In a statement, Apple says, "The iPhone is not logging your location." And in an interview with The Wall Street Journal, Jobs emphasized that "we haven't been tracking anyone."
However, those denials hinge on a very narrow definition of location tracking, says Pete Warden, who, along with fellow British researcher, Alasdair Allan, discovered how iPhones keep a time-stamped log of each user's whereabouts. On Allan's personal iPhone, they found a detailed archive of locations Allan had visited in the U.S. and United Kingdom over a 300-day period.
According to its statement, Apple now asserts that Allan's iPhone itself did not do what Apple considers to be location logging. What the phone actually did was pull down location data points from a database Apple maintains of known Wi-Fi hot spots and cellphone towers.
Warden and Allan stumbled upon "files we have built through anonymous, crowd-sourced information that we collect from the tens of millions of iPhones out there," Jobs told the Journal.
Apple intends to continue sending Wi-Fi and cell tower data to all iPhones and iPads. But it will only store seven days' worth of such information, and stop backing up that information to users' computers when devices are synced. Apple will also turn off this service when the user disables the phone's location services. The company says software fixes to these "bugs" will be forthcoming in the next few weeks.
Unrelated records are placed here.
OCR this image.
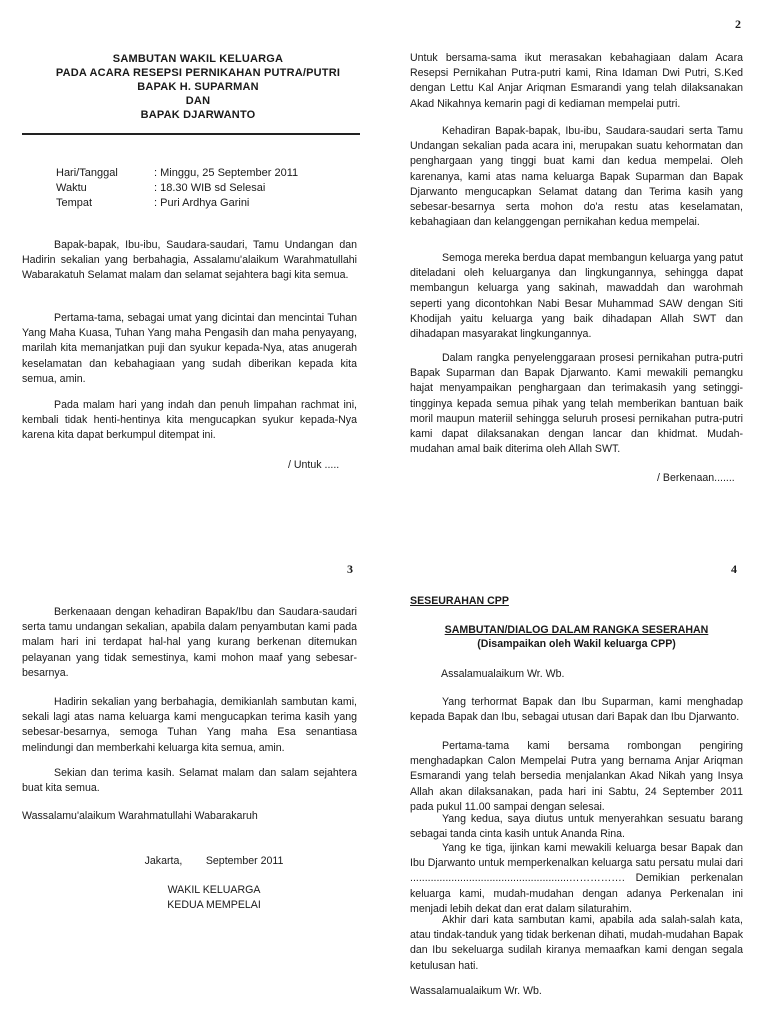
2
3	4
SAMBUTAN WAKIL KELUARGA
PADA ACARA RESEPSI PERNIKAHAN PUTRA/PUTRI
BAPAK H. SUPARMAN
DAN
BAPAK DJARWANTO
Hari/Tanggal	: Minggu, 25 September 2011
Waktu	: 18.30 WIB sd Selesai
Tempat	: Puri Ardhya Garini

Bapak-bapak, Ibu-ibu, Saudara-saudari, Tamu Undangan dan Hadirin sekalian yang berbahagia, Assalamu'alaikum Warahmatullahi Wabarakatuh Selamat malam dan selamat sejahtera bagi kita semua.

Pertama-tama, sebagai umat yang dicintai dan mencintai Tuhan Yang Maha Kuasa, Tuhan Yang maha Pengasih dan maha penyayang, marilah kita memanjatkan puji dan syukur kepada-Nya, atas anugerah keselamatan dan kebahagiaan yang sudah diberikan kepada kita semua, amin.

Pada malam hari yang indah dan penuh limpahan rachmat ini, kembali tidak henti-hentinya kita mengucapkan syukur kepada-Nya karena kita dapat berkumpul ditempat ini.

/ Untuk .....

Untuk bersama-sama ikut merasakan kebahagiaan dalam Acara Resepsi Pernikahan Putra-putri kami, Rina Idaman Dwi Putri, S.Ked dengan Lettu Kal Anjar Ariqman Esmarandi yang telah dilaksanakan Akad Nikahnya kemarin pagi di kediaman mempelai putri.

Kehadiran Bapak-bapak, Ibu-ibu, Saudara-saudari serta Tamu Undangan sekalian pada acara ini, merupakan suatu kehormatan dan penghargaan yang tinggi buat kami dan kedua mempelai. Oleh karenanya, kami atas nama keluarga Bapak Suparman dan Bapak Djarwanto mengucapkan Selamat datang dan Terima kasih yang sebesar-besarnya serta mohon do'a restu atas keselamatan, kebahagiaan dan kelanggengan pernikahan kedua mempelai.

Semoga mereka berdua dapat membangun keluarga yang patut diteladani oleh keluarganya dan lingkungannya, sehingga dapat membangun keluarga yang sakinah, mawaddah dan warohmah seperti yang dicontohkan Nabi Besar Muhammad SAW dengan Siti Khodijah yaitu keluarga yang baik dihadapan Allah SWT dan dihadapan masyarakat lingkungannya.

Dalam rangka penyelenggaraan prosesi pernikahan putra-putri Bapak Suparman dan Bapak Djarwanto. Kami mewakili pemangku hajat menyampaikan penghargaan dan terimakasih yang setinggi-tingginya kepada semua pihak yang telah memberikan bantuan baik moril maupun materiil sehingga seluruh prosesi pernikahan putra-putri kami dapat dilaksanakan dengan lancar dan khidmat. Mudah-mudahan amal baik diterima oleh Allah SWT.

/ Berkenaan.......

Berkenaaan dengan kehadiran Bapak/Ibu dan Saudara-saudari serta tamu undangan sekalian, apabila dalam penyambutan kami pada malam hari ini terdapat hal-hal yang kurang berkenan ditemukan pelayanan yang tidak semestinya, kami mohon maaf yang sebesar-besarnya.

Hadirin sekalian yang berbahagia, demikianlah sambutan kami, sekali lagi atas nama keluarga kami mengucapkan terima kasih yang sebesar-besarnya, semoga Tuhan Yang maha Esa senantiasa melindungi dan memberkahi keluarga kita semua, amin.

Sekian dan terima kasih. Selamat malam dan salam sejahtera buat kita semua.

Wassalamu'alaikum Warahmatullahi Wabarakaruh
Jakarta,        September 2011
WAKIL KELUARGA
KEDUA MEMPELAI
SESEURAHAN CPP
SAMBUTAN/DIALOG DALAM RANGKA SESERAHAN
(Disampaikan oleh Wakil keluarga CPP)
Assalamualaikum Wr. Wb.

Yang terhormat Bapak dan Ibu Suparman, kami menghadap kepada Bapak dan Ibu, sebagai utusan dari Bapak dan Ibu Djarwanto.

Pertama-tama kami bersama rombongan pengiring menghadapkan Calon Mempelai Putra yang bernama Anjar Ariqman Esmarandi yang telah bersedia menjalankan Akad Nikah yang Insya Allah akan dilaksanakan, pada hari ini Sabtu, 24 September 2011 pada pukul 11.00 sampai dengan selesai.

Yang kedua, saya diutus untuk menyerahkan sesuatu barang sebagai tanda cinta kasih untuk Ananda Rina.

Yang ke tiga, ijinkan kami mewakili keluarga besar Bapak dan Ibu Djarwanto untuk memperkenalkan keluarga satu persatu mulai dari ......................................................……………. Demikian perkenalan keluarga kami, mudah-mudahan dengan adanya Perkenalan ini menjadi lebih dekat dan erat dalam silaturahim.

Akhir dari kata sambutan kami, apabila ada salah-salah kata, atau tindak-tanduk yang tidak berkenan dihati, mudah-mudahan Bapak dan Ibu sekeluarga sudilah kiranya memaafkan kami dengan segala ketulusan hati.

Wassalamualaikum Wr. Wb.
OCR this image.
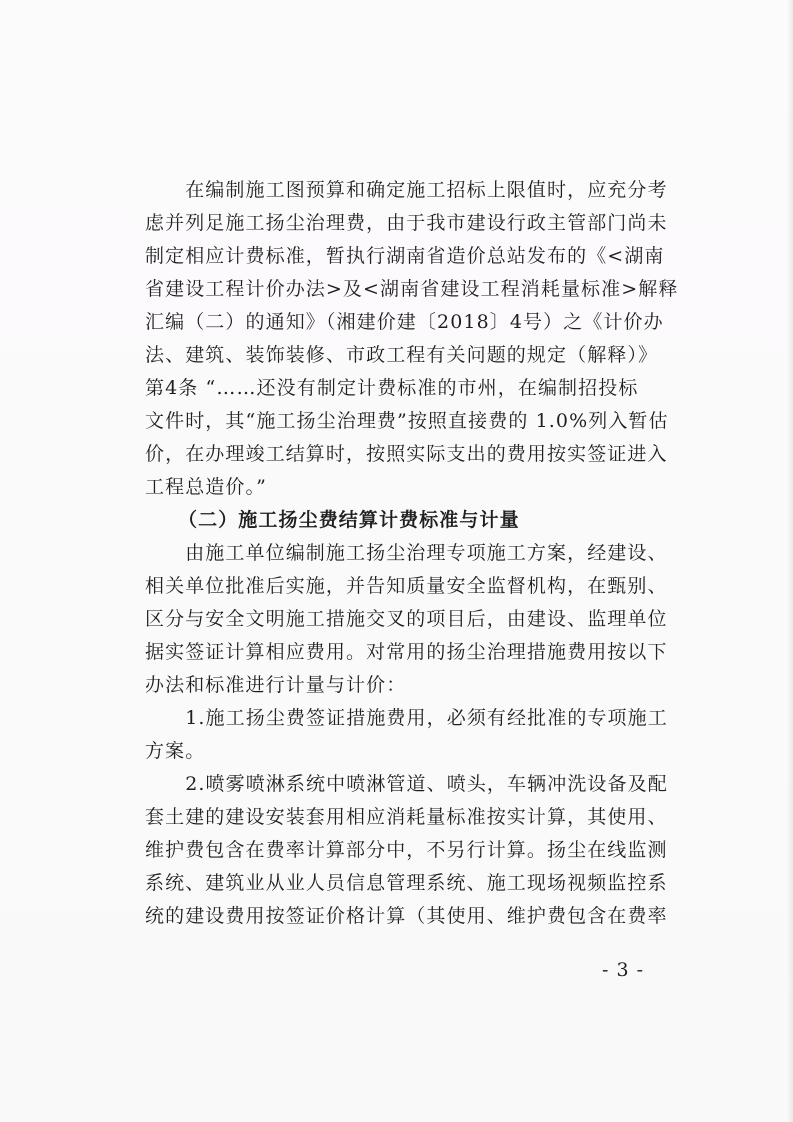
　　在编制施工图预算和确定施工招标上限值时，应充分考
虑并列足施工扬尘治理费，由于我市建设行政主管部门尚未
制定相应计费标准，暂执行湖南省造价总站发布的《<湖南
省建设工程计价办法>及<湖南省建设工程消耗量标准>解释
汇编（二）的通知》（湘建价建〔2018〕4号）之《计价办
法、建筑、装饰装修、市政工程有关问题的规定（解释）》
第4条 “……还没有制定计费标准的市州，在编制招投标
文件时，其“施工扬尘治理费”按照直接费的 1.0%列入暂估
价，在办理竣工结算时，按照实际支出的费用按实签证进入
工程总造价。”
（二）施工扬尘费结算计费标准与计量
　　由施工单位编制施工扬尘治理专项施工方案，经建设、
相关单位批准后实施，并告知质量安全监督机构，在甄别、
区分与安全文明施工措施交叉的项目后，由建设、监理单位
据实签证计算相应费用。对常用的扬尘治理措施费用按以下
办法和标准进行计量与计价：
　　1.施工扬尘费签证措施费用，必须有经批准的专项施工
方案。
　　2.喷雾喷淋系统中喷淋管道、喷头，车辆冲洗设备及配
套土建的建设安装套用相应消耗量标准按实计算，其使用、
维护费包含在费率计算部分中，不另行计算。扬尘在线监测
系统、建筑业从业人员信息管理系统、施工现场视频监控系
统的建设费用按签证价格计算（其使用、维护费包含在费率
- 3 -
Google has confirmed that it does something similar with Android handsets, and actually harvests location data from Android users for marketing campaigns. Last week, Google said it obtains permission to run all Android location-tracking services, and the data are not traceable to individual users.
"Apple needs to do a lot more to explain what it has been doing and why, and a good start would be for Steve Jobs to appear at the hearing," says John Simpson, spokesman for Consumer Watchdog.